Writing Alumna Translates Poetry Collection by Seo Jung Hak

By
Lisa Cochran
November 13, 2023

The Cheapest France in Town, a poetry collection by Seo Jung Hak, has been translated from the Korean by Writing alumna Megan Sungyoon ’20.

The collection is structured in the form of absurdist fables and prose poems. Largely centered around the existential absurdity of mid-level managerial positions in South Korea in a time of globalized capitalism, The Cheapest France in Town examines an uncanny ordinariness.

"Seo Jung Hak’s poetry feigns to visualize the present through an extremely low pulse rate,” writes poet Kim Hyesoon. “Then the farthermost outside intervenes—the illustrated world becomes distorted; the multiplicity of poetic composition intervenes. That’s when the pulse of his poetry explodes. The gravity shatters. For what? For hot love and infinite freedom. Thus [Seo Jung Hak’s] poetry deviates from the gravity at every moment to remain a documentation of one who has left."

Writer and translator Johannes Göransson says, “Megan Sungyoon’s remarkable translation brings into English the strange, nuanced intersection of numbness, repulsion, confusion, and even joy." 

Megan Sungyoon translates across genres and between languages.
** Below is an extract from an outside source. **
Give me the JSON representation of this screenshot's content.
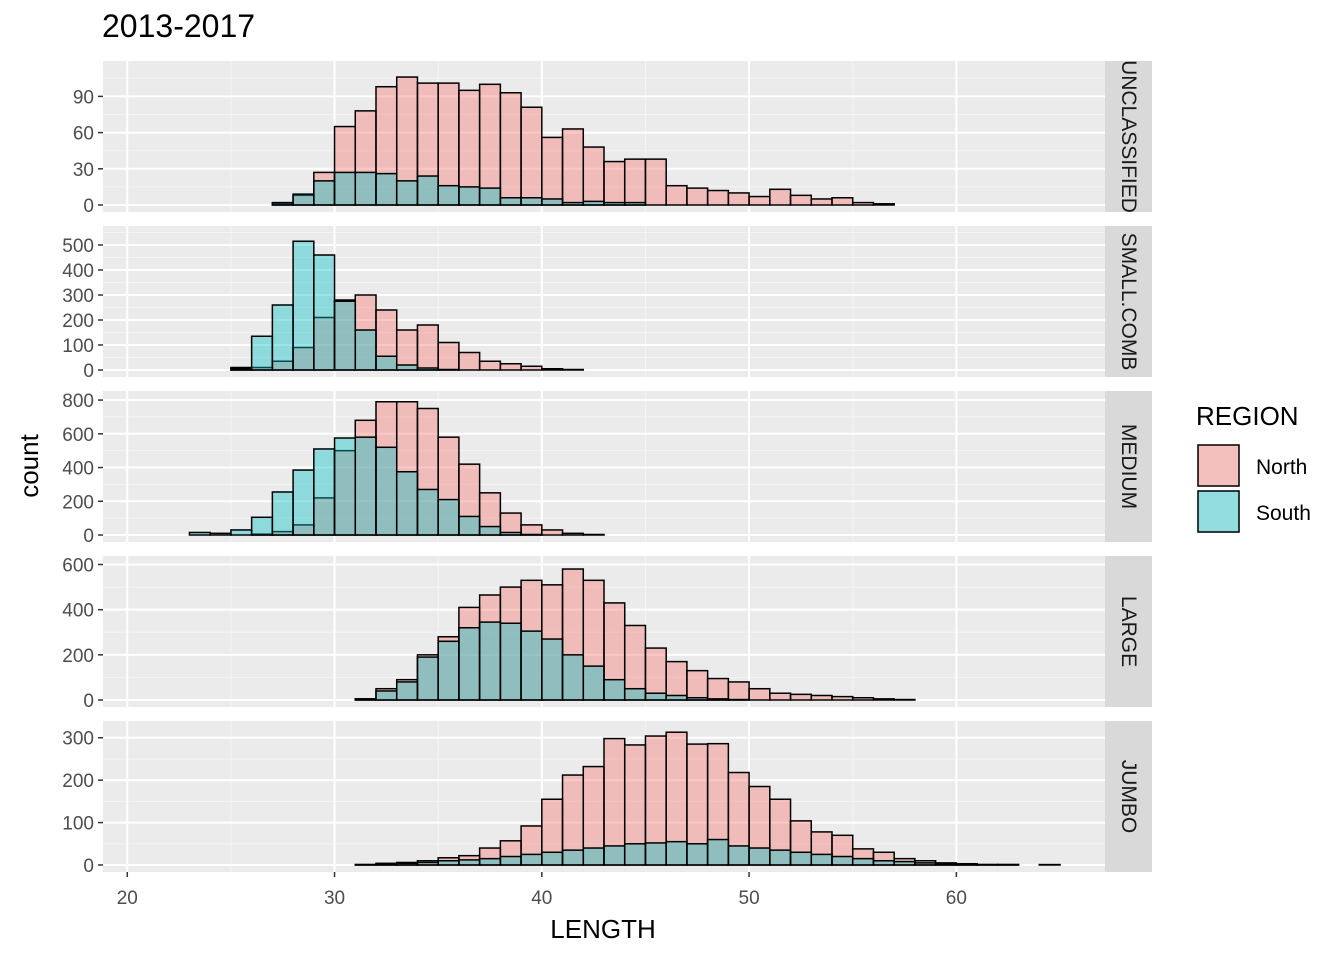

After receiving a BFA from the Art Institute of Chicago with a thesis installation involving video, text, and sound, Sungyoon received an MFA from Columbia University where she served as the Columbia Journal’s translation editor. Her writing can be read or is forthcoming in SAND journal, The Margins, Hypertext Review, Copper Nickel, Asymptote, and The Columbia Journal.